Такие, или подобные таким, разговоры велись между горожанами после казней. Слух об ошибке секретаря упорно держался у обывателей, не понимавших возможности публичного истязания святителя. Об этом слухе даже доносил и цесарский резидент Плейер своему правительству.
— О кондуите Алексея и обо всех воровских хитростях доподлинно можно увидать токмо в Вене, где всем акциям были свидетели воочию, а того ради, господин тайный советник, отпиши от меня нашему резиденту Авраму Веселовскому, дабы он досконально разведал от цесарского правительства, какие Алексей писывал бумаги, бывши там в заключении, и вытребовал бы от него послания к нашему сенату и архиереям, о которых сын наш Алексей нам лично признался. А цесарю напиши грамоту, дабы он немедля отозвал от нашего двора Плейера, яко мы за лжи и клеветы его лично на мою персону и на наше государство с ним об альянсах никаких конфидентных трактатов держать не можем. Написав же, представь ко мне на апробацию оные бумаги в сей же день, понеже мы завтра отъезжаем в Питер, — приказывал государь графу Петру Андреевичу, через руки которого шло дело о царевиче.

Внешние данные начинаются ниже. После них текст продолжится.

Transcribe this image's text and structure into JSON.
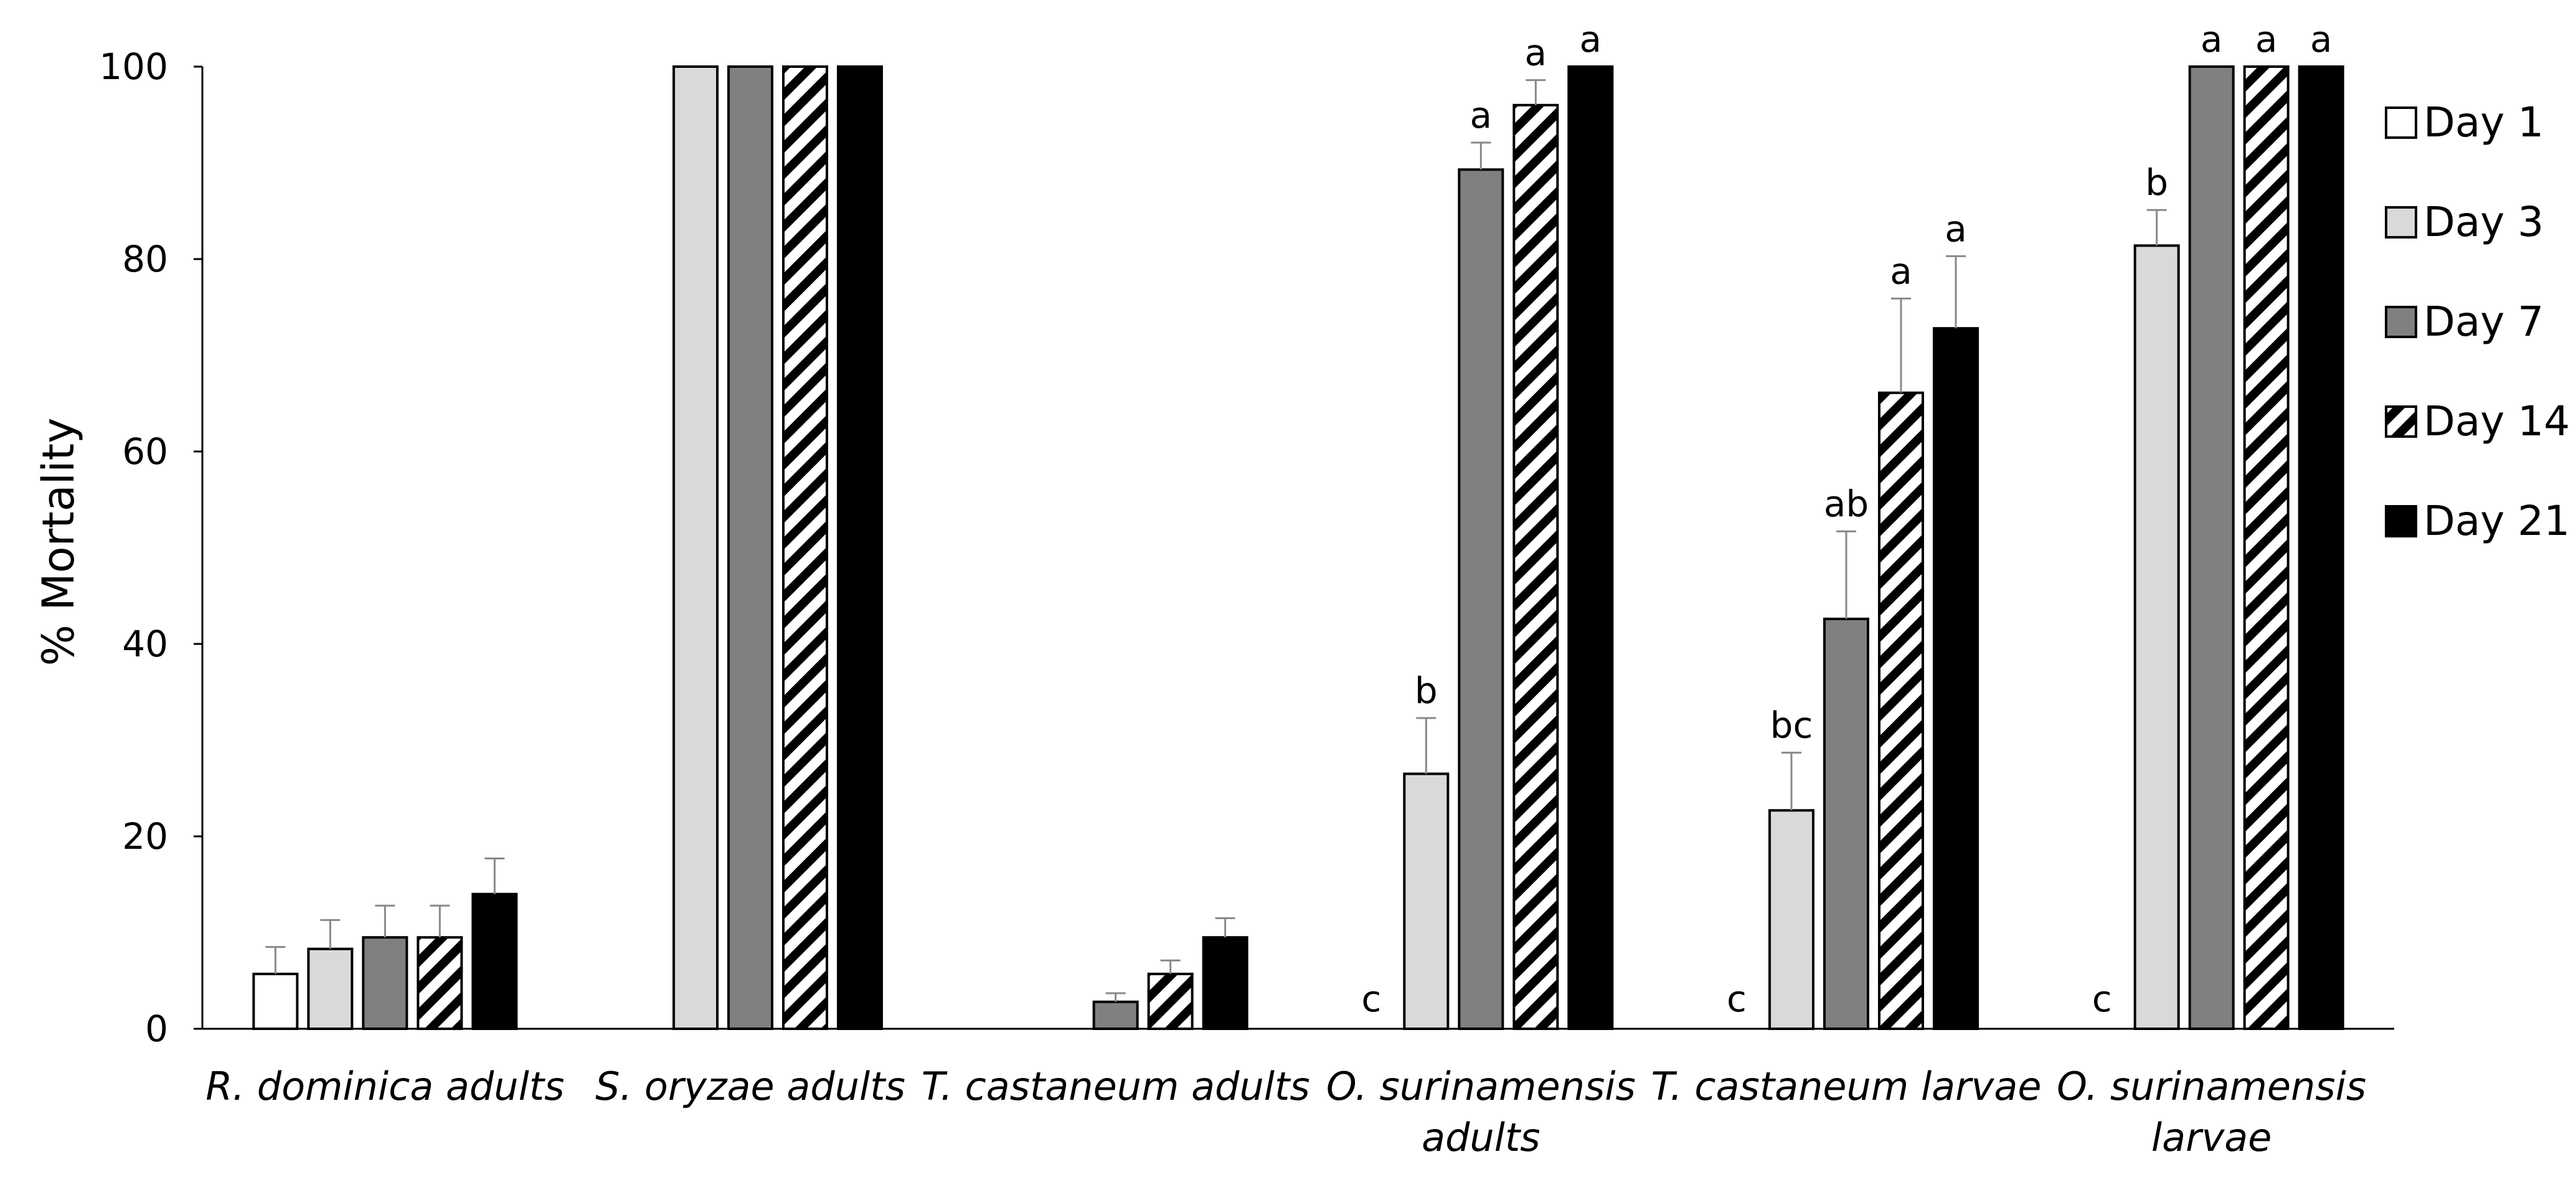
{
  "chart_data": {
    "type": "bar",
    "title": "",
    "xlabel": "",
    "ylabel": "% Mortality",
    "ylim": [
      0,
      100
    ],
    "yticks": [
      0,
      20,
      40,
      60,
      80,
      100
    ],
    "legend_position": "right",
    "categories": [
      [
        "R. dominica adults"
      ],
      [
        "S. oryzae adults"
      ],
      [
        "T. castaneum adults"
      ],
      [
        "O. surinamensis",
        "adults"
      ],
      [
        "T. castaneum larvae"
      ],
      [
        "O. surinamensis",
        "larvae"
      ]
    ],
    "series": [
      {
        "name": "Day 1",
        "fill": "#ffffff",
        "pattern": "none",
        "values": [
          5.7,
          0,
          0,
          0,
          0,
          0
        ],
        "errors": [
          2.8,
          0,
          0,
          0,
          0,
          0
        ]
      },
      {
        "name": "Day 3",
        "fill": "#d9d9d9",
        "pattern": "none",
        "values": [
          8.3,
          100,
          0,
          26.5,
          22.7,
          81.4
        ],
        "errors": [
          3.0,
          0,
          0,
          5.8,
          6.0,
          3.7
        ]
      },
      {
        "name": "Day 7",
        "fill": "#808080",
        "pattern": "none",
        "values": [
          9.5,
          100,
          2.8,
          89.3,
          42.6,
          100
        ],
        "errors": [
          3.3,
          0,
          0.9,
          2.8,
          9.1,
          0
        ]
      },
      {
        "name": "Day 14",
        "fill": "#ffffff",
        "pattern": "hatch",
        "values": [
          9.5,
          100,
          5.7,
          96.0,
          66.1,
          100
        ],
        "errors": [
          3.3,
          0,
          1.4,
          2.6,
          9.8,
          0
        ]
      },
      {
        "name": "Day 21",
        "fill": "#000000",
        "pattern": "none",
        "values": [
          14.0,
          100,
          9.5,
          100,
          72.8,
          100
        ],
        "errors": [
          3.7,
          0,
          2.0,
          0,
          7.5,
          0
        ]
      }
    ],
    "significance_letters": [
      [
        null,
        null,
        null,
        null,
        null
      ],
      [
        null,
        null,
        null,
        null,
        null
      ],
      [
        null,
        null,
        null,
        null,
        null
      ],
      [
        "c",
        "b",
        "a",
        "a",
        "a"
      ],
      [
        "c",
        "bc",
        "ab",
        "a",
        "a"
      ],
      [
        "c",
        "b",
        "a",
        "a",
        "a"
      ]
    ]
  }
}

Петр Андреевич и принялся за перо, а государь пошел во внутренние покои к государыне.
Во все время розыскного процесса государь постоянно находился в крайне возбужденном состоянии; от неудач в допросах, от умышленно и неумышленно бестолковых показаний, от беспрерывных пронзительных воплей, раздражавших нервы и волнующих кровь, государь постоянно тревожился, со лба не сходила досадливая складка, не переставали дрожать и дергаться личные мускулы. Гнев и волнение не могли не влиять пагубно на организм, надорванный непосильным трудом и расстроенный недугом. И инстинктивно государь чаще стал искать покоя, чаще стал заходить на половину своей Катеринушки выпить рюмочку-другую анисовки, отдохнуть и перемолвиться двумя-тремя словами по душе. Под влиянием всегда ровного участия жены он действительно освежался и успокаивался до тех пор, пока неугомонно работающий мозг не набегал на какой-нибудь новый проект.

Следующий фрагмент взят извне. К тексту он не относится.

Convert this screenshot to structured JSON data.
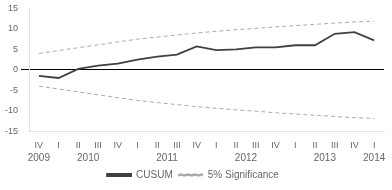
{
  "chart_data": {
    "type": "line",
    "categories": [
      "IV",
      "I",
      "II",
      "III",
      "IV",
      "I",
      "II",
      "III",
      "IV",
      "I",
      "II",
      "III",
      "IV",
      "I",
      "II",
      "III",
      "IV",
      "I"
    ],
    "series": [
      {
        "name": "CUSUM",
        "color": "#404040",
        "line_style": "solid",
        "values": [
          -1.5,
          -2.0,
          0.2,
          1.0,
          1.5,
          2.5,
          3.2,
          3.7,
          5.7,
          4.8,
          5.0,
          5.5,
          5.5,
          6.0,
          6.0,
          8.8,
          9.2,
          7.2
        ]
      },
      {
        "name": "5% Significance",
        "color": "#aaaaaa",
        "line_style": "dashed",
        "values": [
          4.0,
          4.7,
          5.4,
          6.1,
          6.8,
          7.5,
          8.0,
          8.5,
          9.0,
          9.4,
          9.8,
          10.1,
          10.5,
          10.8,
          11.1,
          11.4,
          11.7,
          11.9
        ]
      },
      {
        "name": "5% Significance",
        "color": "#aaaaaa",
        "line_style": "dashed",
        "values": [
          -4.0,
          -4.7,
          -5.4,
          -6.1,
          -6.8,
          -7.5,
          -8.0,
          -8.5,
          -9.0,
          -9.4,
          -9.8,
          -10.1,
          -10.5,
          -10.8,
          -11.1,
          -11.4,
          -11.7,
          -11.9
        ]
      }
    ],
    "ylim": [
      -15,
      15
    ],
    "yticks": [
      -15,
      -10,
      -5,
      0,
      5,
      10,
      15
    ],
    "x2ticks": [
      {
        "value": 0,
        "label": "2009"
      },
      {
        "value": 2.5,
        "label": "2010"
      },
      {
        "value": 6.5,
        "label": "2011"
      },
      {
        "value": 10.5,
        "label": "2012"
      },
      {
        "value": 14.5,
        "label": "2013"
      },
      {
        "value": 17,
        "label": "2014"
      }
    ],
    "reference_lines": [
      {
        "value": 0,
        "color": "#000000"
      }
    ],
    "grid": false,
    "legend": "bottom"
  }
}
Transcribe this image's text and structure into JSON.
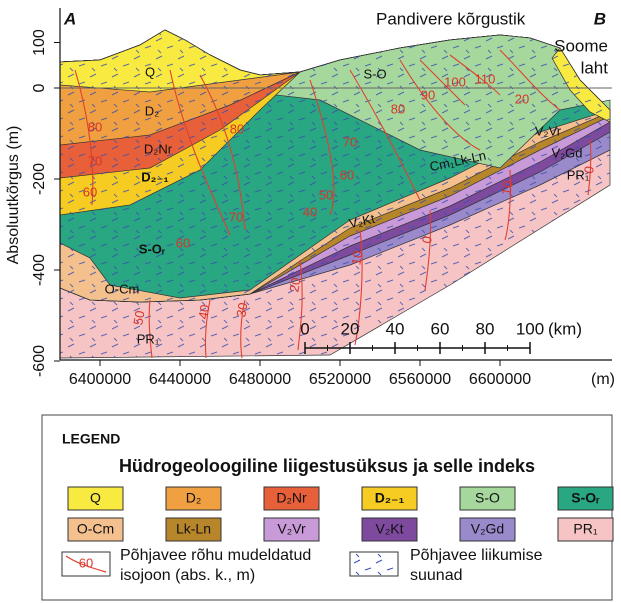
{
  "labels": {
    "left_end": "A",
    "right_end": "B",
    "upland": "Pandivere kõrgustik",
    "bay_line1": "Soome",
    "bay_line2": "laht"
  },
  "y_axis": {
    "title": "Absoluutkõrgus (m)",
    "ticks": [
      100,
      0,
      -200,
      -400,
      -600
    ]
  },
  "x_axis": {
    "unit": "(m)",
    "ticks": [
      6400000,
      6440000,
      6480000,
      6520000,
      6560000,
      6600000
    ]
  },
  "scale_bar": {
    "ticks": [
      0,
      20,
      40,
      60,
      80,
      100
    ],
    "unit": "(km)"
  },
  "section_labels": [
    "Q",
    "D₂",
    "D₂Nr",
    "D₂₋₁",
    "S-O",
    "S-Oᵣ",
    "O-Cm",
    "PR₁",
    "Cm₁Lk-Ln",
    "V₂Kt",
    "V₂Vr",
    "V₂Gd",
    "PR₁"
  ],
  "isoline_labels": [
    "80",
    "70",
    "60",
    "80",
    "70",
    "60",
    "80",
    "70",
    "60",
    "50",
    "40",
    "90",
    "100",
    "110",
    "20",
    "50",
    "40",
    "30",
    "20",
    "10",
    "0",
    "10",
    "0"
  ],
  "legend": {
    "heading": "LEGEND",
    "title": "Hüdrogeoloogiline liigestusüksus ja selle indeks",
    "units": [
      "Q",
      "D₂",
      "D₂Nr",
      "D₂₋₁",
      "S-O",
      "S-Oᵣ",
      "O-Cm",
      "Lk-Ln",
      "V₂Vr",
      "V₂Kt",
      "V₂Gd",
      "PR₁"
    ],
    "isoline_sample": "60",
    "isoline_text": [
      "Põhjavee rõhu mudeldatud",
      "isojoon (abs. k., m)"
    ],
    "flow_text": [
      "Põhjavee liikumise",
      "suunad"
    ]
  }
}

Государыня видела тревожное состояние мужа, ясно понимала опасность от такого напряжения и старалась, насколько могла, развлекать и успокаивать его. Бывая у ней, государь отдыхал, засматриваясь в ясные глаза своей Катеринушки, не предвидя, что и ясные глаза бывают способны не все выдавать напоказ. По наружности государыня казалась по-прежнему ласковой и приветливой, но более холодный равнодушный наблюдатель мог бы подметить и в ней едва уловимую перемену. Временами она делалась тревожной и раздражительной; часто, штопая чулки для мужа или зашивая его старый кафтан, она вдруг останавливалась и беспомощно опускала руки на колени; часто, будто прислушиваясь к чему-то или ожидая чего-то, она уходила в себя, не замечая, как юркая Лизок обвивала ручонками ее талию и зацеловывала все ее лицо и шею. Временами и в ней проявлялась потребность деятельности, чаще она стала выезжать и чаще стала призывать своего красивого камер-юнкера, посылая его с какими-нибудь поручениями.
Государя во внутренних покоях встретила нежданно выюркнувшая откуда-то и опрометью бросившаяся бежать по коридору любимая камеристка государыни.
— Эй, эй, постой, где Катеринхен, — закричал ей вслед государь.
— У себя там, ваше величество, изволят писать, — на бегу отвечала камеристка встревоженным голосом и не останавливаясь.